Le bassin est structuré par quelques grands donneurs d'ordre dont les besoins cloud sont très différents. Le premier est un industriel de rang mondial : la Manufacture Française des Pneumatiques Michelin réunit à Clermont-Ferrand son siège mondial, des sites de production et, à Ladoux, son grand centre de recherche.
Ce groupe porte une transformation de la donnée documentée : selon la presse spécialisée, il a bâti une organisation de données en libre-service — une fabrique de données fédérée — reliant explicitement ses environnements sur site et le cloud public, exploite plusieurs plateformes distinctes (flux
de production, objets connectés d'usine, protection du secret industriel) et a déployé une plateforme dédiée à l'énergie sur un cloud public couplé à un moteur analytique, à l'échelle de dizaines d'usines.
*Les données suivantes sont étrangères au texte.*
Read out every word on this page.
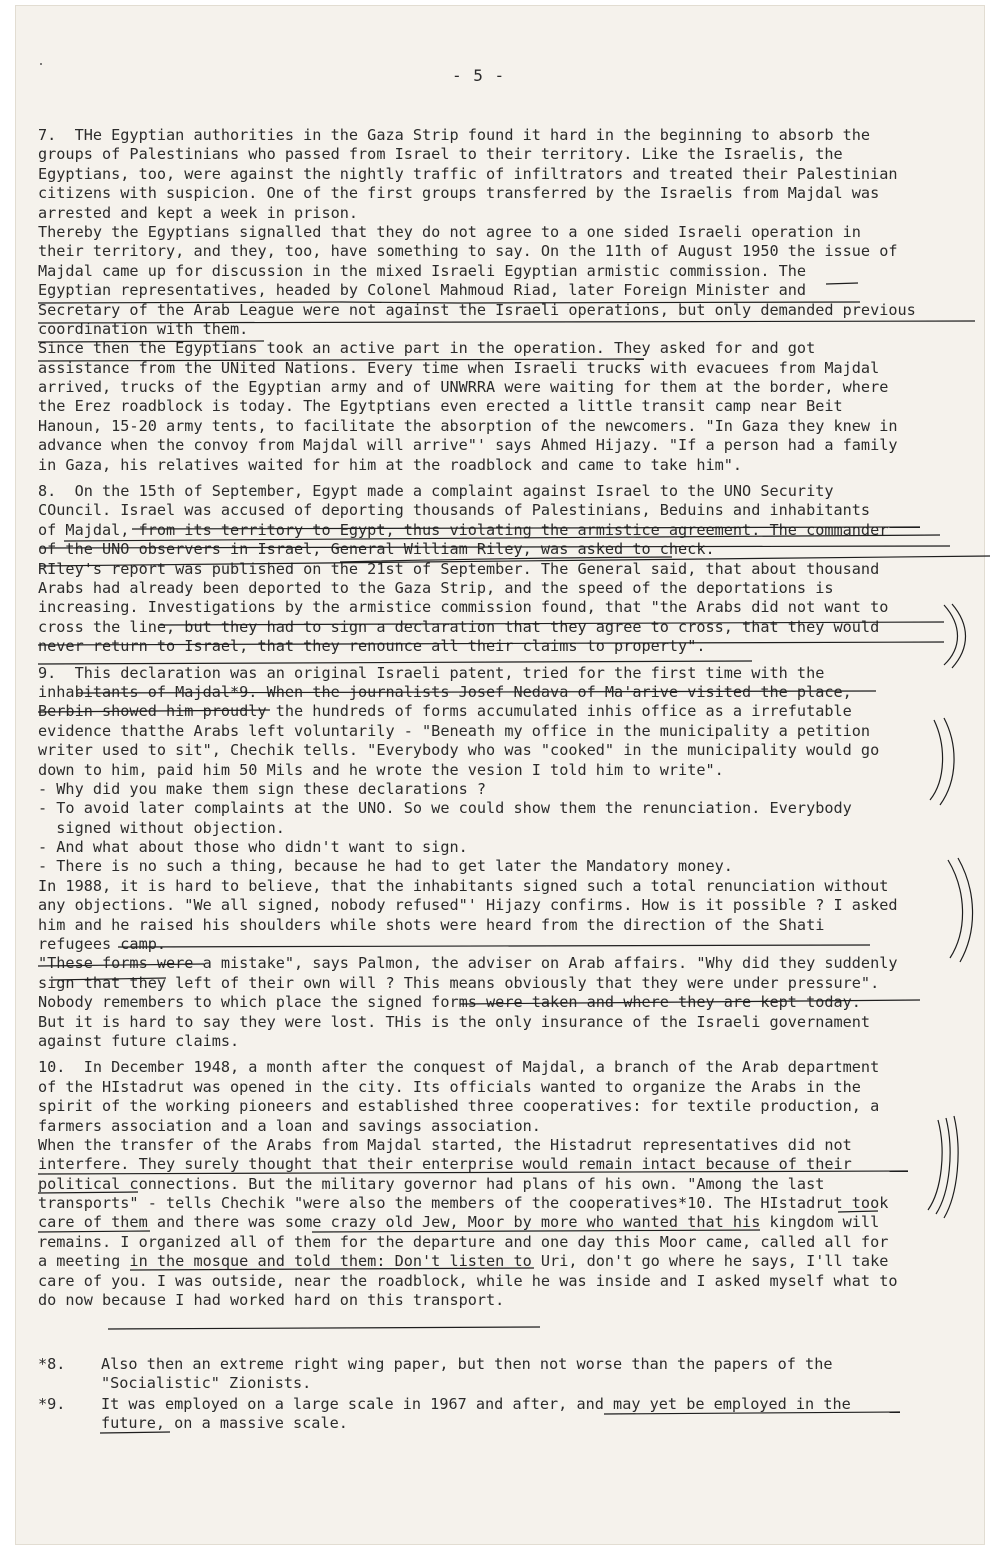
- 5 -
7.  THe Egyptian authorities in the Gaza Strip found it hard in the beginning to absorb the
groups of Palestinians who passed from Israel to their territory. Like the Israelis, the
Egyptians, too, were against the nightly traffic of infiltrators and treated their Palestinian
citizens with suspicion. One of the first groups transferred by the Israelis from Majdal was
arrested and kept a week in prison.
Thereby the Egyptians signalled that they do not agree to a one sided Israeli operation in
their territory, and they, too, have something to say. On the 11th of August 1950 the issue of
Majdal came up for discussion in the mixed Israeli Egyptian armistic commission. The
Egyptian representatives, headed by Colonel Mahmoud Riad, later Foreign Minister and
Secretary of the Arab League were not against the Israeli operations, but only demanded previous
coordination with them.
Since then the Egyptians took an active part in the operation. They asked for and got
assistance from the UNited Nations. Every time when Israeli trucks with evacuees from Majdal
arrived, trucks of the Egyptian army and of UNWRRA were waiting for them at the border, where
the Erez roadblock is today. The Egytptians even erected a little transit camp near Beit
Hanoun, 15-20 army tents, to facilitate the absorption of the newcomers. "In Gaza they knew in
advance when the convoy from Majdal will arrive"' says Ahmed Hijazy. "If a person had a family
in Gaza, his relatives waited for him at the roadblock and came to take him".
8.  On the 15th of September, Egypt made a complaint against Israel to the UNO Security
COuncil. Israel was accused of deporting thousands of Palestinians, Beduins and inhabitants
of Majdal, from its territory to Egypt, thus violating the armistice agreement. The commander
of the UNO observers in Israel, General William Riley, was asked to check.
RIley's report was published on the 21st of September. The General said, that about thousand
Arabs had already been deported to the Gaza Strip, and the speed of the deportations is
increasing. Investigations by the armistice commission found, that "the Arabs did not want to
cross the line, but they had to sign a declaration that they agree to cross, that they would
never return to Israel, that they renounce all their claims to property".
9.  This declaration was an original Israeli patent, tried for the first time with the
inhabitants of Majdal*9. When the journalists Josef Nedava of Ma'arive visited the place,
Berbin showed him proudly the hundreds of forms accumulated inhis office as a irrefutable
evidence thatthe Arabs left voluntarily - "Beneath my office in the municipality a petition
writer used to sit", Chechik tells. "Everybody who was "cooked" in the municipality would go
down to him, paid him 50 Mils and he wrote the vesion I told him to write".
- Why did you make them sign these declarations ?
- To avoid later complaints at the UNO. So we could show them the renunciation. Everybody
signed without objection.
- And what about those who didn't want to sign.
- There is no such a thing, because he had to get later the Mandatory money.
In 1988, it is hard to believe, that the inhabitants signed such a total renunciation without
any objections. "We all signed, nobody refused"' Hijazy confirms. How is it possible ? I asked
him and he raised his shoulders while shots were heard from the direction of the Shati
refugees camp.
"These forms were a mistake", says Palmon, the adviser on Arab affairs. "Why did they suddenly
sign that they left of their own will ? This means obviously that they were under pressure".
Nobody remembers to which place the signed forms were taken and where they are kept today.
But it is hard to say they were lost. THis is the only insurance of the Israeli governament
against future claims.
10.  In December 1948, a month after the conquest of Majdal, a branch of the Arab department
of the HIstadrut was opened in the city. Its officials wanted to organize the Arabs in the
spirit of the working pioneers and established three cooperatives: for textile production, a
farmers association and a loan and savings association.
When the transfer of the Arabs from Majdal started, the Histadrut representatives did not
interfere. They surely thought that their enterprise would remain intact because of their
political connections. But the military governor had plans of his own. "Among the last
transports" - tells Chechik "were also the members of the cooperatives*10. The HIstadrut took
care of them and there was some crazy old Jew, Moor by more who wanted that his kingdom will
remains. I organized all of them for the departure and one day this Moor came, called all for
a meeting in the mosque and told them: Don't listen to Uri, don't go where he says, I'll take
care of you. I was outside, near the roadblock, while he was inside and I asked myself what to
do now because I had worked hard on this transport.
*8. Also then an extreme right wing paper, but then not worse than the papers of the
"Socialistic" Zionists.
*9. It was employed on a large scale in 1967 and after, and may yet be employed in the
future, on a massive scale.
C'est le cas d'école du cloud hybride industriel : la donnée et l'intelligence partent vers le cloud, mais les automates et la supervision restent au plus près des lignes.
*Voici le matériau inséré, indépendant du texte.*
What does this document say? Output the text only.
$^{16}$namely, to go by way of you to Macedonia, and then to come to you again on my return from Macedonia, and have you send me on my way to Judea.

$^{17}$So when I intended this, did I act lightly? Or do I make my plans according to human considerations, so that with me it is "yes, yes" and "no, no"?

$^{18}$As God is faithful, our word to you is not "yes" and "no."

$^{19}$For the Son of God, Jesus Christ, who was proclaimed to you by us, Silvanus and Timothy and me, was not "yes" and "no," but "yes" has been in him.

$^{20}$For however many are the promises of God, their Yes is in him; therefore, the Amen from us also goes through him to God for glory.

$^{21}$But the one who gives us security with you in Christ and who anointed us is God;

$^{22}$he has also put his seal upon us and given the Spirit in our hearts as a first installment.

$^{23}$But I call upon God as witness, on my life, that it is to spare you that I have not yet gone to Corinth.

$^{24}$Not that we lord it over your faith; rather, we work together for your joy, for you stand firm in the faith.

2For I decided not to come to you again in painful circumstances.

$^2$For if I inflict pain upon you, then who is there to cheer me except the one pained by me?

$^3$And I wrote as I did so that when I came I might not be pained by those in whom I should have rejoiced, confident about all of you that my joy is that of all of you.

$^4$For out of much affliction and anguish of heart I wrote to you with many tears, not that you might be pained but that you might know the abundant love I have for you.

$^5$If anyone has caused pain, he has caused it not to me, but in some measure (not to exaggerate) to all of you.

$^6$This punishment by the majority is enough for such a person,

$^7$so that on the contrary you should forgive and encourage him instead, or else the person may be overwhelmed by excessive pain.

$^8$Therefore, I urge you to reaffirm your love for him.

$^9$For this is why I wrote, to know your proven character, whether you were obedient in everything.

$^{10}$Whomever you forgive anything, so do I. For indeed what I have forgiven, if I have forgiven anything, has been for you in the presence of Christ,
Le deuxième pôle est celui de la donnée de santé et de la finance régulée. Le groupe Almerys, opérateur historique de tiers payant et de gestion de données de santé, a ses racines à Clermont-Ferrand : ses entités clermontoises y développent et exploitent ses logiciels, et l'entreprise indique y maintenir son stockage principal — même si la maison mère a, elle, son siège à Paris.
Deux établissements de crédit régionaux ont par ailleurs leur siège dans l'agglomération, une caisse d'épargne et une banque mutualiste : autant de systèmes d'information soumis au secret bancaire, à la supervision prudentielle et au règlement européen sur la résilience opérationnelle numérique, qui imposent une gestion fine du risque lié aux prestataires cloud et une stratégie de réversibilité documentée.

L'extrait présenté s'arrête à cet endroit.